- Born: 1951 (age 74–75)
- Occupation: Drummer
- Formerly of: The Good Rats, Twisted Sister, Widowmaker

= Joey Franco =

American drummer

Joe "Seven" Franco (born 26 September 1951) is an American drummer best known for his work with the band The Good Rats in the late 1970s and later as a member of Twisted Sister.

== Biography ==
Joe Franco, a 1969 graduate of Brooklyn Technical High School, became a member of the band The Good Rats in 1972. He also produced and played in the horror rock band Van Helsing's Curse, which also featured Twisted Sister lead vocalist Dee Snider, and on the Magellan album Hundred Year Flood. Franco replaced A. J. Pero in Twisted Sister in 1986, and stayed in the band for about a year until its break-up in 1987. He also played in Snider's group Widowmaker, and with guitarists Vinnie Moore and Blues Saraceno, as well as with former Kansas vocalist Steve Walsh on his solo album Shadowman.

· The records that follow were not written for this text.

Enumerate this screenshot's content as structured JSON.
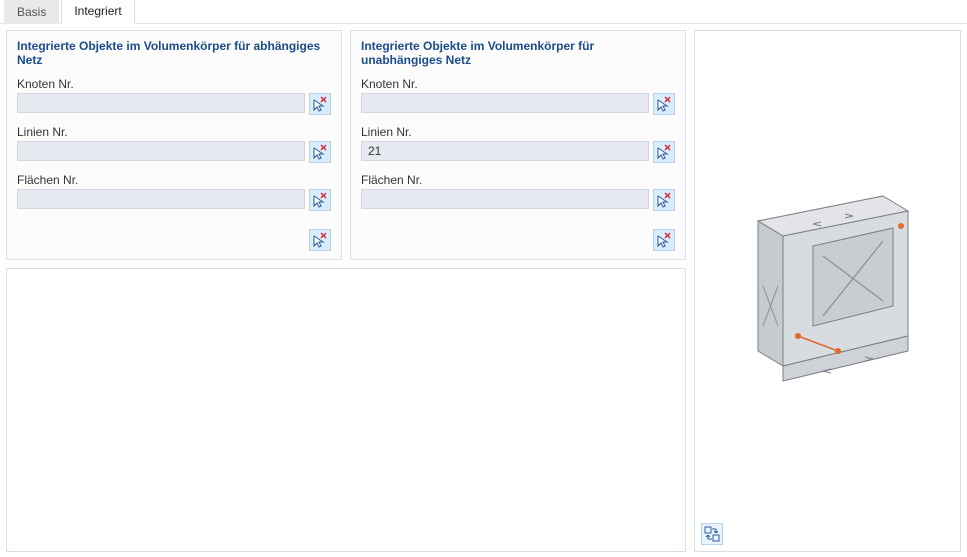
{
  "tabs": {
    "basis": "Basis",
    "integriert": "Integriert",
    "active": "integriert"
  },
  "left_panel": {
    "title": "Integrierte Objekte im Volumenkörper für abhängiges Netz",
    "knoten_label": "Knoten Nr.",
    "knoten_value": "",
    "linien_label": "Linien Nr.",
    "linien_value": "",
    "flaechen_label": "Flächen Nr.",
    "flaechen_value": ""
  },
  "right_panel": {
    "title": "Integrierte Objekte im Volumenkörper für unabhängiges Netz",
    "knoten_label": "Knoten Nr.",
    "knoten_value": "",
    "linien_label": "Linien Nr.",
    "linien_value": "21",
    "flaechen_label": "Flächen Nr.",
    "flaechen_value": ""
  },
  "icons": {
    "pick": "pick-cursor-icon",
    "swap": "swap-icon"
  }
}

Franco is the author of the book Double Bass Drumming (1984; Alfred, 1993) and is featured in the accompanying video (1988; Warner Bros., 2005). He has also lectured and written articles about drumming and is a music producer involved in recording and post-production work as owner of Beatstreet Productions in the Flatiron District of New York City, New York.